- The Washington Times - Thursday, September 9, 2004

Word that Bill Clinton was headed to the hospital for bypass surgery must have caught a lot of 1960s youth — as the phrase had it — off guard.

Many of the aging 1960s youth had no idea they were aging. They still dress like youth, at least during leisure hours. They listen to the same 1960s music — for four decades. And, alas, they act like youths, at least socially.

Now comes word one of the 1960s’ most famous arrested adolescents had four arteries almost completely blocked by fatty materials. What about all that jogging he did? What about his superior knowledge of health care? What about the “all-nighters” he famously “pulled” at the White House and in finishing his memoirs — that have all the defects of youth and none of the attributes of maturity?

Well, my 1960s compeers, we are all getting on in years and in artery blockage. The knees creak. The skin sags. Cosmetic ministrations and hair coloring can deceive the public but not the physiology.

The 1960s generation celebrated youth more noisily and enduringly than any other generation in American history. Now its Boy President is recovering from quadruple bypass surgery.

I wish him well. But as he heads off into old age, I would be remiss if I did not note that he and his champions of eternal youth have for years denied old age its achievements and now they will live out an old age they themselves have created, an old age bereft of the respect old age once commanded.

No one is likely to call Bill Clinton a wise old man. No one will note his dignity or sage advice.

Soon he will again appear in one of his silly beach shirts and shorts. He will smile and quote from rock ‘n’ roll songs. He will again tell us whoppers only an adolescent would bother with.

Rush Limbaugh, the Will Rogers of our time, jokingly ran a tape of a surgeon of Mr. Clinton’s announcing the former president was sedated but capable of “arousal.” Rush ran the risible tape more than once and doubtless his audience got the joke.

Mr. Clinton’s two terms may not be remembered for thwarting terrorism or making any geopolitical leaps. But they will be remembered for transforming the White House into Animal House, just what one would expect from 1960s youth.

Paul Johnson, the venerable British historian, recently remarked he could think of no other generation in history that had so many baleful effects on so many institutions.

He was, of course, not talking about the whole 1960s generation. Its engineers, scientists, and many of its leaders in commerce have contributed constructively to society.
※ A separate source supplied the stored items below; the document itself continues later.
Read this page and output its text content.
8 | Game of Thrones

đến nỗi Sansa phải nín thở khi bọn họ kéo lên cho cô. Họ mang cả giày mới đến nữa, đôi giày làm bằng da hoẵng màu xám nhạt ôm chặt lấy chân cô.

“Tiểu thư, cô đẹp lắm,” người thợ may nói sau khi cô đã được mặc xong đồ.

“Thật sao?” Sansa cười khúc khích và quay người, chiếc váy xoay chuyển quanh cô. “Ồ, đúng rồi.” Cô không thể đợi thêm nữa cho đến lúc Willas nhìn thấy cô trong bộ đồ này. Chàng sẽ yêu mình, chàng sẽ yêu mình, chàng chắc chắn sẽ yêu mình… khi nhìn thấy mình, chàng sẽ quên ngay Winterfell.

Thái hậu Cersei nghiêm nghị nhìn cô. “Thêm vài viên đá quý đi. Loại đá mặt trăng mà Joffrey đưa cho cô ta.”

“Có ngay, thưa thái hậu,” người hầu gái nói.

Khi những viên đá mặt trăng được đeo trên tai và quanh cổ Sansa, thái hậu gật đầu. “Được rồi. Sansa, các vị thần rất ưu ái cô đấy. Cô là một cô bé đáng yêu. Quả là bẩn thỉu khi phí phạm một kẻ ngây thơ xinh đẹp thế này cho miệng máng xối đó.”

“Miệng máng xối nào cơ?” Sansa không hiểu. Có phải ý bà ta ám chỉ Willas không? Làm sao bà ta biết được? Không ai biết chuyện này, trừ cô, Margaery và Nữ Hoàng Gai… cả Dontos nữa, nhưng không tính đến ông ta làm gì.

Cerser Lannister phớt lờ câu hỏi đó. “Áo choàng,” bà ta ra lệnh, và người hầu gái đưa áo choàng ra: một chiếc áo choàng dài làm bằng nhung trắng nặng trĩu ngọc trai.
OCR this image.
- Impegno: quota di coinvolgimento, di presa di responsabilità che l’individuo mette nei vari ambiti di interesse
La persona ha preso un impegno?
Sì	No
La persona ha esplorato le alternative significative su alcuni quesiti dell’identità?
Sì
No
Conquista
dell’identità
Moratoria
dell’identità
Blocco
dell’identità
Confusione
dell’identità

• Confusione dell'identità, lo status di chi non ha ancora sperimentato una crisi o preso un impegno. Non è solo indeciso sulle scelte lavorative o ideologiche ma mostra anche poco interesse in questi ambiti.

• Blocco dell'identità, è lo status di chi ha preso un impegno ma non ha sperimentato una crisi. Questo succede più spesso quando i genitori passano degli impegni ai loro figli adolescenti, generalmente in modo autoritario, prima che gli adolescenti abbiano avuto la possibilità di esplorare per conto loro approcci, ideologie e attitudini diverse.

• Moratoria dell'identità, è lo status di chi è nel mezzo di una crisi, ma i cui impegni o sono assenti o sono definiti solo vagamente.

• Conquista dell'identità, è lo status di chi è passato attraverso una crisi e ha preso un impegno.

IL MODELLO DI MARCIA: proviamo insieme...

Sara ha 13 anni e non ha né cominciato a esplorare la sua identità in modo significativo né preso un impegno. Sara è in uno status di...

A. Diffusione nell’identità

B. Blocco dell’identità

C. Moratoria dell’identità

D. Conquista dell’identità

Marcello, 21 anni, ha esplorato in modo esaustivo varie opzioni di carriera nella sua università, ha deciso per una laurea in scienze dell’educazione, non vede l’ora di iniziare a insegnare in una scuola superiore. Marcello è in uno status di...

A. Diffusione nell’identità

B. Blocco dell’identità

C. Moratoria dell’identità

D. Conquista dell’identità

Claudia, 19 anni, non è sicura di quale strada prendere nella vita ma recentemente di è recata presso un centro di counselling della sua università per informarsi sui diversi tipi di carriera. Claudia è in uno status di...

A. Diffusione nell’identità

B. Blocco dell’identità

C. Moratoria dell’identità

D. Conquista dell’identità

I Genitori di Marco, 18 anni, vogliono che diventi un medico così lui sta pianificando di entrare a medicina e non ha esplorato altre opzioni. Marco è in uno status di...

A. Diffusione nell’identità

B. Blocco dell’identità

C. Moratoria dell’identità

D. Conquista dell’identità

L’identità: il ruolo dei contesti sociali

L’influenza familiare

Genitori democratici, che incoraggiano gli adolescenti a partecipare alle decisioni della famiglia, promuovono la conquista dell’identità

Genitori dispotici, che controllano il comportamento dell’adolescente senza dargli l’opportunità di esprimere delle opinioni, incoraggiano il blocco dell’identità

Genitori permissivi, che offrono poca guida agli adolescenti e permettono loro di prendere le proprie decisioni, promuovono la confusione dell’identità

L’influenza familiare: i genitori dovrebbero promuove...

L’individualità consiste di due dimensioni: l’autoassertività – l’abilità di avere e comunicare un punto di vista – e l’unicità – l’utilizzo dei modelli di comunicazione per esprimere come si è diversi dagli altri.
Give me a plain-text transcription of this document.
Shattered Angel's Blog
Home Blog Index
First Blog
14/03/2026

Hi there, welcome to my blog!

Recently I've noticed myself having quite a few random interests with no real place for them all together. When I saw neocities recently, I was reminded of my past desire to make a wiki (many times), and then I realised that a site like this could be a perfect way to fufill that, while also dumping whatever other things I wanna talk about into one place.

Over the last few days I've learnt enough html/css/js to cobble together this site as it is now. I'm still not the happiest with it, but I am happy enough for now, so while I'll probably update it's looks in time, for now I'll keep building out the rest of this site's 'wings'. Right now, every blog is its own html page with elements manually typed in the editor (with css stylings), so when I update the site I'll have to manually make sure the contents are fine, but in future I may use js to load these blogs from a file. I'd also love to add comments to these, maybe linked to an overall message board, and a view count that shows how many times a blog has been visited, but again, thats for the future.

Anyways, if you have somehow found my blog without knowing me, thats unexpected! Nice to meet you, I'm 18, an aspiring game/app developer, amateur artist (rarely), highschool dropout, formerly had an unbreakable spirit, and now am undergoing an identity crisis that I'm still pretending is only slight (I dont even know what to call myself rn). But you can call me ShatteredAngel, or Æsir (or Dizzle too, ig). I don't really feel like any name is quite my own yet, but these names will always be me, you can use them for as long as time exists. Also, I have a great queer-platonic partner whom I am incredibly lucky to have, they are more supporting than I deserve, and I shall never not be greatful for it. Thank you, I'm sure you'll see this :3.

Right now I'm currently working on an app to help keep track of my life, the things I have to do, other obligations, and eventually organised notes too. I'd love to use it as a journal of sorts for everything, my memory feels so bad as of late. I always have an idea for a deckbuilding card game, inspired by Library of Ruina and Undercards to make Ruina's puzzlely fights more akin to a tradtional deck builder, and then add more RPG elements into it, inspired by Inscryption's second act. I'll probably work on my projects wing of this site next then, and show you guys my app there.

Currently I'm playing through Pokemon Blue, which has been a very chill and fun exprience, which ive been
George W. Bush is a 1960s youth and has risen to the challenges of adulthood. He beat alcoholism, became a good father and husband, did not flinch from the challenges facing his presidency. No, Mr. Johnson is thinking (as I am) of the left-wing students of the 1960s who rebelled against authority and promised to “reform” all the hoary institutions of their parents.

In politics, they thrived from campus politics to national politics. They came to dominate the Democratic Party, and as we can see in watching the megalomania of the Kerry campaign they have proved to be political incompetents when faced with the real challenges of history.

Jean-Francois Kerry is doing badly in this campaign because he displays all the excesses of his 1960s left-wing contemporaries. He windsurfs, rides motor cycles, tosses footballs, all for the narcissistic photo-ops he first learned about in his youth when he filmed his service in Vietnam and heaved medals in street demonstrations.

He dramatically comes down on both sides of issues such as the war in Iraq. He plays the role of the 1960s arrested adolescent, fuming at his opponents, proclaiming bathos and bewildering the electorate.

Now from the press corps emits the alarm that his peer, Bill Clinton, will be unable to campaign for him. Many in the press corps are themselves from the ranks of the 1960 left-wing students. They have convinced themselves Mr. Clinton is the greatest politician of his generation, though he never won a majority in either presidential campaign and only succeeded in his presidency when he adopted Republican policies.

My guess is that in a decade historians will look back and see someone else as the greatest politician of the 1960s generation. He will be the president who revised American foreign policy to meet the challenge of our time, terrorism, with a policy of pre-emption. He will be the president who institutionalized the Reagan Revolution. Now who might that fellow be?

R. Emmett Tyrrell Jr. is editor in chief of the American Spectator, a contributing editor to the New York Sun and an adjunct fellow at the Hudson Institute.